US 12,079,352 B2
Enforcing data security constraints in a data pipeline
Anton Apostolatos, Boston, MA (US); Adam Lieskovský, Baar (CH); Florian Diegruber, Munich (DE); Francisco Ferreira, Zurich (CH); Joseph Kane, Munich (DE); Joanna Peller, London (GB); Kelvin Lau, Fairfield (AU); Maciej Laska, Warsaw (PL); Mikael Ibrahim Mofarrej, Munich (DE); Max-Philipp Schrader, Germering (DE); Philipp Hoefer, Munich (DE); Spencer McCollester, London (GB); and Viktor Nordling, Watson (AU)
Assigned to Palantir Technologies Inc., Denver, CO (US)
Filed by Palantir Technologies Inc., Palo Alto, CA (US)
Filed on Apr. 8, 2021, as Appl. No. 17/226,014.
Claims priority of application No. 2020155 (GB), filed on Dec. 18, 2020.
Prior Publication US 2022/0198032 A1, Jun. 23, 2022
Int. Cl. G06F 21/60 (2013.01); G06F 16/25 (2019.01)

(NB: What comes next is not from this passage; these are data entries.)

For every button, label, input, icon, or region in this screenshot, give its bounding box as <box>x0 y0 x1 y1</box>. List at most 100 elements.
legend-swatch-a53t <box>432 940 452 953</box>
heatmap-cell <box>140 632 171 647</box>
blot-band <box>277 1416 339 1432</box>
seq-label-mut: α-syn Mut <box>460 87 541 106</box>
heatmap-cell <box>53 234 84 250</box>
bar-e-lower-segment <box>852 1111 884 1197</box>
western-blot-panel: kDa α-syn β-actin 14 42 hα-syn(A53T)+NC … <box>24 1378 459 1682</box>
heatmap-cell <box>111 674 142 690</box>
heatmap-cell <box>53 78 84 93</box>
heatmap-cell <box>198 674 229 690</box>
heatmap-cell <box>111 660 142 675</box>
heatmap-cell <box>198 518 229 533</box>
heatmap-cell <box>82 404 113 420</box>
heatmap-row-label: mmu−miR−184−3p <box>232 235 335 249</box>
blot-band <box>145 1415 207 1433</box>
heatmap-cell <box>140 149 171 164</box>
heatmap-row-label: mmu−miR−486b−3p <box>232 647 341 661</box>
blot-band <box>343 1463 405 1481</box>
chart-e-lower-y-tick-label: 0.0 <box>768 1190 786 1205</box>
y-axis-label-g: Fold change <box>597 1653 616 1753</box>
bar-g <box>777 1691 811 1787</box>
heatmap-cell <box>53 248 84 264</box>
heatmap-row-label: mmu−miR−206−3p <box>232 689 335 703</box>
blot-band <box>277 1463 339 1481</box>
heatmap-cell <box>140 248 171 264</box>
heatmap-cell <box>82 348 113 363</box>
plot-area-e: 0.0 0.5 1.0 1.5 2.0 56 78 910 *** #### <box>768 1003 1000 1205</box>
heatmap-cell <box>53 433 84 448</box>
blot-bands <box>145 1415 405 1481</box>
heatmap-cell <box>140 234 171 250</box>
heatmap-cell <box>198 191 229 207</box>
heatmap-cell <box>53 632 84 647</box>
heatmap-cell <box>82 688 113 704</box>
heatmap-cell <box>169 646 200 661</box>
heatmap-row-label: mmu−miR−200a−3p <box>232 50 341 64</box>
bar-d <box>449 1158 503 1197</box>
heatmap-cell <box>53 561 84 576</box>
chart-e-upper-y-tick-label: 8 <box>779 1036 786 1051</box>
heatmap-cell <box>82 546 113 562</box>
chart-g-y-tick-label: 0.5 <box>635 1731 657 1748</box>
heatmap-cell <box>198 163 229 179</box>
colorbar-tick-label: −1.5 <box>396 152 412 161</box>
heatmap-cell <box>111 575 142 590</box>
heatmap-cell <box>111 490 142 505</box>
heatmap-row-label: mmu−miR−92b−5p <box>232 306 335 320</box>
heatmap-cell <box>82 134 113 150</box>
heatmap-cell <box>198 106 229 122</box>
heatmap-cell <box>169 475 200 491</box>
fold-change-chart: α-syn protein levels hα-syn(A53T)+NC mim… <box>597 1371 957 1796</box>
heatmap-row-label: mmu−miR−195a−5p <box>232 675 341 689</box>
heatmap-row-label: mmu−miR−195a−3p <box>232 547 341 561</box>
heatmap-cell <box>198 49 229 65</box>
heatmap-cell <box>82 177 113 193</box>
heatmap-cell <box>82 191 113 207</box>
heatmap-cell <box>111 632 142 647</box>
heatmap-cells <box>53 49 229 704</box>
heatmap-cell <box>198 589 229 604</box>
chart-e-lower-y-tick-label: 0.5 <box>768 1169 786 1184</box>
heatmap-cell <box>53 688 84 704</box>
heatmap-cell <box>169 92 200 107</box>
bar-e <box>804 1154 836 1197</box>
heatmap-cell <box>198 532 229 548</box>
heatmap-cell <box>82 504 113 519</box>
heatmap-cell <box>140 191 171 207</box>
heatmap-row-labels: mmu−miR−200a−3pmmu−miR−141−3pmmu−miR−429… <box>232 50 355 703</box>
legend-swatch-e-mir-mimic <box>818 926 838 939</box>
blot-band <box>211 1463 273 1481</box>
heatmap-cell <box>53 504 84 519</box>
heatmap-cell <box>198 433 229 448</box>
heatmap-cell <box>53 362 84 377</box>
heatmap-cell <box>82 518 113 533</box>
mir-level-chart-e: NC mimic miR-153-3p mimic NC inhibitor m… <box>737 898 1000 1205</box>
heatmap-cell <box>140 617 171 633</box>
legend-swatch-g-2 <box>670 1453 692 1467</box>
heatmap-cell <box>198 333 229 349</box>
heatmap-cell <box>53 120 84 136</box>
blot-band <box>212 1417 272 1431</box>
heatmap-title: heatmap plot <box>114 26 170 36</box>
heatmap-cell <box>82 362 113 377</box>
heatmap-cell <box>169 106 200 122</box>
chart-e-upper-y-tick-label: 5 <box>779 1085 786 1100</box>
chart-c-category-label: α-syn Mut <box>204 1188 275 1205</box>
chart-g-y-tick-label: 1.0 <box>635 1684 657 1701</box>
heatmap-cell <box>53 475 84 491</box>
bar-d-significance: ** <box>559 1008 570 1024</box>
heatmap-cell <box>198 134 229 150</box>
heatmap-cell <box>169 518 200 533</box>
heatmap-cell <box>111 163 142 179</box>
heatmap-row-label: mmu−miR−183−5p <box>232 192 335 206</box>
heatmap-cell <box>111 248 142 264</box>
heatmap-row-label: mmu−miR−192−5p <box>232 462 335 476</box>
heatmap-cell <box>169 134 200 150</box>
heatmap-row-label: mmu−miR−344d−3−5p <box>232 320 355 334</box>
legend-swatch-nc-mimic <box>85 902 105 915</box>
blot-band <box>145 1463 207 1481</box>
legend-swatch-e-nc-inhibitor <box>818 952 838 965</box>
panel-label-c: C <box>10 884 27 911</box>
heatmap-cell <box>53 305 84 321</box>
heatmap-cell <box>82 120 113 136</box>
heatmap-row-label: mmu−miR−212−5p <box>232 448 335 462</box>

CPC G06F 21/604 (2013.01) [G06F 16/258 (2019.01)] 18 Claims
OG exemplary drawing
 
1. A computer-implemented method for enforcing data security constraints in a data pipeline, wherein the data pipeline takes one or more source datasets as input and performs one or more data transformations on them, the method comprising:
within a first stage of the data pipeline, generate a first transformed dataset by performing a first data transformation on a first subset of entries of the one or more source datasets, wherein the first subset is defined according to one or more first data security constraints, wherein the one or more first data security constraints are associated with one or more columns or rows, and wherein an entry is accepted into or rejected from the first transformed dataset based on a comparison between the entry and the one or more first data security constraints;
within a second stage of the data pipeline, generate a second transformed dataset by performing a second data transformation on a second subset of entries of the one or more source datasets;
validate the second transformed dataset according to a pattern or constraint specified by the first transformed dataset, wherein the validating comprises comparing entries of the second transformed dataset against the first transformed dataset and filtering out any fields of the second transformed dataset that fail to conform to the pattern or constraint specified by the first transformed dataset, the first transformed dataset specifying a previously unknown or undefined criteria; and
providing an alert if any fields of the second transformed dataset fail to conform to the pattern.